The proposed Policyholder Protection Fund for the insurance and pension industry is a welcome development as it will help assure policyholders that they will receive compensation due to them upon the occurrence of an insured event, the Insurance and Pensions Commission (IPEC) has said.
The insurance and pension industry regulator said given the critical role played by insurance in the growth of the economy, it is critical that the market is stable against any market shocks or failure.
IPEC’s remarks come as Treasury plans to establish a Policyholder Protection Fund (PPF), administered by an Independent Board of Trustees meant to create a pool of resources similar to the Deposit Protection Fund.
Membership is mandatory by law for all deposit-taking institutions registered under the Banking Act (Chapter 24:20), Building Societies Act (Chapter 24:02), People’s Own Savings Bank (POSB) Act (Chapter 24:22), Infrastructure Development Bank of Zimbabwe (IDBZ) Act (Chapter 24:14) and Micro-finance Act (Chapter 24:29).
The deposit protection scheme for banks contributes to financial stability and prevent bank runs if depositors have confidence that they will have access to their funds quickly when a bank
fails. The fund will be modelled along the same fashion.
In his 2019 National Budget Statement, Finance and Economic Development Minister Professor Mthuli Ncube, said the PPF is meant to protect clients in the insurance and pension industry.
“In order to create a pool of resources similar to the Deposit Protection Fund, a Policy Holder Protection Fund is being established and administered by an Independent Board of Trustees.
“The Fund, which is meant to protect clients in the insurance and pension industry, will be made up of proceeds from the Guardian Fund, complemented by other contributions from insurance and pensions industry,” said Prof Ncube.
IPEC’s Acting Head Insurance and Micro-insurance Mr Nhau Chivingira, said given the critical role played by insurance in the growth of the economy, the development of a Policyholder Protection Fund is critical.
“While sound prudential regulation is a major component in ensuring that the industry operates in a sustainable and sound manner; at the heart of the development of this sector is the confidence consumers have that they will receive the compensation due to them upon the occurrence of an insured event.
“Once consumer confidence is lost, its effects can have ripple effects throughout the financial system,” said Mr Chivingira.
He said while sound regulation is important for promoting the stability of financial institutions, these institutions will, from time to time, fail in a market-based economy.

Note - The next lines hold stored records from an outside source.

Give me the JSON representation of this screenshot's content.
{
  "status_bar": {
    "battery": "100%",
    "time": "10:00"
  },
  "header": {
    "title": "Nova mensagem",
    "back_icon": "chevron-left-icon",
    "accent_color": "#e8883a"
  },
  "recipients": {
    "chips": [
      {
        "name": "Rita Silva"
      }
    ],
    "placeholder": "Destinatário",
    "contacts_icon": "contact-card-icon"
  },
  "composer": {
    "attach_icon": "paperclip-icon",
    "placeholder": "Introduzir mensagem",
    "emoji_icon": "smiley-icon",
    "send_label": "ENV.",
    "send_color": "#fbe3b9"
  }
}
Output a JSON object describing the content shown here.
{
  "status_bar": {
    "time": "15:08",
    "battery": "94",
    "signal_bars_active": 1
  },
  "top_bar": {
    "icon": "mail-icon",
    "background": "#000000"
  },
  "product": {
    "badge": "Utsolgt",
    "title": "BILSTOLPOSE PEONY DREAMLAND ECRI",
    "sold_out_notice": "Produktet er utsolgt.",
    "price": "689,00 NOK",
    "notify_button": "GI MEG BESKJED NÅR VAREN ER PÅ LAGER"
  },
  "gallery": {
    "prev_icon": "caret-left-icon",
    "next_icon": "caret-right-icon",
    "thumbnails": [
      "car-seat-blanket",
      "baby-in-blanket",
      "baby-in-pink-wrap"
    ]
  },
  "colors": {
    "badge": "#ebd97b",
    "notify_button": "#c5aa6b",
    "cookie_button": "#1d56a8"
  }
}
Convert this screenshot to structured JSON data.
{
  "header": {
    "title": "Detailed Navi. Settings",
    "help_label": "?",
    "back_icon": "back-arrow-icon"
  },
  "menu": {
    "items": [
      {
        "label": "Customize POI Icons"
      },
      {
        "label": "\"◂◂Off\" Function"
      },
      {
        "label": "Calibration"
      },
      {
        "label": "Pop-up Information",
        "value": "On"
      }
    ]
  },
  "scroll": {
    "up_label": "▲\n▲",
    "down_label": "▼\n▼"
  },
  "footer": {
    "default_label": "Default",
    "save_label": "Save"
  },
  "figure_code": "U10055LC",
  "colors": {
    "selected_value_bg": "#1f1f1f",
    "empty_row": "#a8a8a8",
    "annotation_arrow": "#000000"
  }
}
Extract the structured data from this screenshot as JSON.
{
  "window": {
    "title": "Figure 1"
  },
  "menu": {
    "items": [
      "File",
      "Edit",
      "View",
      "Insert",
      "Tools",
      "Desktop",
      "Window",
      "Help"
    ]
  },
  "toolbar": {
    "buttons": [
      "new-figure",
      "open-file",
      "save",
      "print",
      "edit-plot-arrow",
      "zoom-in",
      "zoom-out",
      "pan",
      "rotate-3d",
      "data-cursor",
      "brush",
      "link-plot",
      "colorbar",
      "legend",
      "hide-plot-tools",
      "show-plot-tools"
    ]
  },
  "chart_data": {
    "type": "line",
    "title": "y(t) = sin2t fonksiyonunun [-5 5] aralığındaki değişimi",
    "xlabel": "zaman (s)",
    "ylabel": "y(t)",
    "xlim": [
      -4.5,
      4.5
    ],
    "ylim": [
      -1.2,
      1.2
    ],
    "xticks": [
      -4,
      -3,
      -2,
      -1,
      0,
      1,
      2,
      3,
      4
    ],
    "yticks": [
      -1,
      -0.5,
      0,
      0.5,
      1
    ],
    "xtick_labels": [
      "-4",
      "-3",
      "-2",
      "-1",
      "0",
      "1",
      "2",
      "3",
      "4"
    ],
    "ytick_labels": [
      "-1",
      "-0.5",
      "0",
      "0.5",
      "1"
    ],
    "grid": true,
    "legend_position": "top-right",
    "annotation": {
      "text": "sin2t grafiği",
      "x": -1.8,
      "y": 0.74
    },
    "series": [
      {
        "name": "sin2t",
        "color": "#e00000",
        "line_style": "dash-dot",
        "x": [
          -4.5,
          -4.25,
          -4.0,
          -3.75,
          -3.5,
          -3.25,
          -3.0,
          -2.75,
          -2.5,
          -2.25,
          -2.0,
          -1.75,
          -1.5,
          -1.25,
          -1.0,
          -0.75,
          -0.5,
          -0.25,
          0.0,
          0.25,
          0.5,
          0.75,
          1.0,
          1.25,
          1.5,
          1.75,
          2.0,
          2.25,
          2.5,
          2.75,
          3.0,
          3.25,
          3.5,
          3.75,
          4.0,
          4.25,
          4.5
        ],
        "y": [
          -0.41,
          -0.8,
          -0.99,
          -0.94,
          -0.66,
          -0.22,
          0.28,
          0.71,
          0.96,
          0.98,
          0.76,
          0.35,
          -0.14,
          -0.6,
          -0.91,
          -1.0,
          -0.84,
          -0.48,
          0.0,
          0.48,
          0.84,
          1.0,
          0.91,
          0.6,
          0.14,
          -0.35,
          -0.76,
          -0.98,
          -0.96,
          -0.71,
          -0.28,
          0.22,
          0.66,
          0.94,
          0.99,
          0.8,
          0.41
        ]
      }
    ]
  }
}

“Accordingly, there is a strong case to ensure appropriate and timely protection for customers. Policyholder Protection Funds are one way to protect policyholders against loss if an insurer is placed under judicial management, liquidation or ceases to be a going concern,” Mr Chivingira said.
International Financial Institutions such as the International Association of Insurance Supervisors (IAIS), the World Bank and the Organisation for Economic Co-operation and Development (OECD) among others recognise the role of Policyholder Protection Funds in maintaining consumer confidence in the insurance sector especially during the post-financial crisis.
Experiences from countries where such schemes have already been tested support initiatives to establish and strengthen policyholder protection.
Mr Chivingira said the development of sound regulatory and supervisory frameworks to reduce the risk of harm to consumers are incomplete without the protection of the interests of policyholders.
He said the fundamental objective of a PPF is to guarantee, partially or in full, payments made pursuant to insurance contracts in the event that an insurer fails or its licence is revoked.
“In so doing, a PPF provides important financial security to policyholders, particularly the economically vulnerable and for insurance lines or products containing an element of social protection. In this vein, the PPF seeks to ensure confidence in the insurance sector and thus foster the stability of the sector.
The proposal to establish a PPF comes at a time pensioner and policyholders who lost on their investments after the country’s economy was ravaged by hyperinflation.
Government has since adopted of the Justice Smith-led inquiry into the conversion of insurance and pension values, and has mandated IPEC to implement the necessary reforms to improve governance of insurance and pension entities, as well as supervise implementation of the compensation framework.
This is to ensure that prejudiced members of the insurance and pension schemes get their benefits without compromising stability and confidence in the industry. Mr Chivingira, however, said a PPF alone will not be adequate without sound prudential regulations.
“While a PPF is important in ensuring confidence and the stability of the insurance industry, sound prudential regulation is a major component in ensuring that the industry operates in a sustainable and sound manner.”
Commenting on whether the industry has the capacity to fund the proposed PPF which seems to come as an additional cost to players, Mr Chivingira said while the PPF has cost implications on the insurance industry, its funding framework is an integral component of an effective safely net, that enhances financial inclusion.